Xu Zheng, Zhang Guosheng, Jin Fulai, Chen Mengjie, Furey Terrence S, Sullivan Patrick F, Qin Zhaohui, Hu Ming, Li Yun
Department of Biostatistics, Department of Genetics, Department of Computer Science.
Department of Computer Science, Curriculum in Bioinformatics and Computational Biology, University of North Carolina, Chapel Hill, NC 27599, USA.
Bioinformatics. 2016 Mar 1;32(5):650-6. doi: 10.1093/bioinformatics/btv650. Epub 2015 Nov 4.

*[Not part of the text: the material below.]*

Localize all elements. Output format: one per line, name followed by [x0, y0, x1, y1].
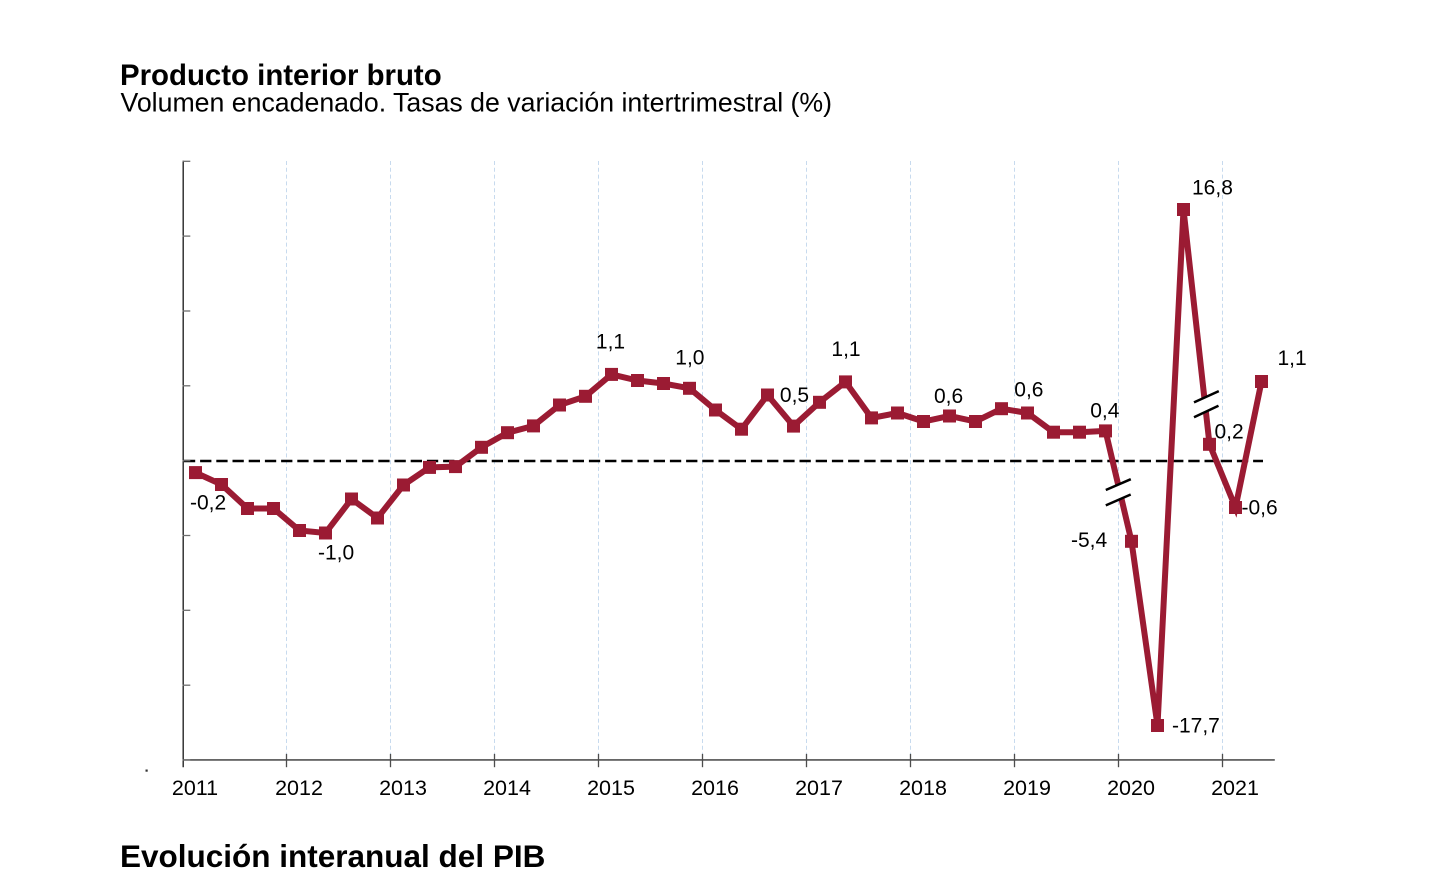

Advances in chromosome conformation capture and next-generation sequencing technologies are enabling genome-wide investigation of dynamic chromatin interactions. For example, Hi-C experiments generate genome-wide contact frequencies between pairs of loci by sequencing DNA segments ligated from loci in close spatial proximity. One essential task in such studies is peak calling, that is, detecting non-random interactions between loci from the two-dimensional contact frequency matrix. Successful fulfillment of this task has many important implications including identifying long-range interactions that assist interpreting a sizable fraction of the results from genome-wide association studies. The task - distinguishing biologically meaningful chromatin interactions from massive numbers of random interactions - poses great challenges both statistically and computationally. Model-based methods to address this challenge are still lacking. In particular, no statistical model exists that takes the underlying dependency structure into consideration.
In this paper, we propose a hidden Markov random field (HMRF) based Bayesian method to rigorously model interaction probabilities in the two-dimensional space based on the contact frequency matrix. By borrowing information from neighboring loci pairs, our method demonstrates superior reproducibility and statistical power in both simulation studies and real data analysis.
The Source codes can be downloaded at: http://www.unc.edu/∼yunmli/HMRFBayesHiC CONTACT: ming.hu@nyumc.org or yunli@med.unc.edu
Supplementary data are available at Bioinformatics online.
染色体构象捕获技术和新一代测序技术的进步使得对动态染色质相互作用进行全基因组研究成为可能。例如,Hi-C实验通过对在空间上紧密相邻的位点连接的DNA片段进行测序,生成全基因组范围内位点对之间的接触频率。此类研究中的一项重要任务是峰检测,即从二维接触频率矩阵中检测位点之间的非随机相互作用。成功完成这项任务具有许多重要意义,包括识别有助于解释全基因组关联研究中相当一部分结果的长程相互作用。将生物学上有意义的染色质相互作用与大量随机相互作用区分开来的任务在统计和计算方面都带来了巨大挑战。目前仍缺乏基于模型的方法来应对这一挑战。特别是,不存在考虑潜在依赖结构的统计模型。
在本文中,我们提出了一种基于隐马尔可夫随机场(HMRF)的贝叶斯方法,以基于接触频率矩阵在二维空间中严格建模相互作用概率。通过借鉴相邻位点对的信息,我们的方法在模拟研究和实际数据分析中均表现出卓越的可重复性和统计能力。
源代码可从以下网址下载:http://www.unc.edu/∼yunmli/HMRFBayesHiC
ming.hu@nyumc.org或yunli@med.unc.edu
补充数据可在《生物信息学》在线获取。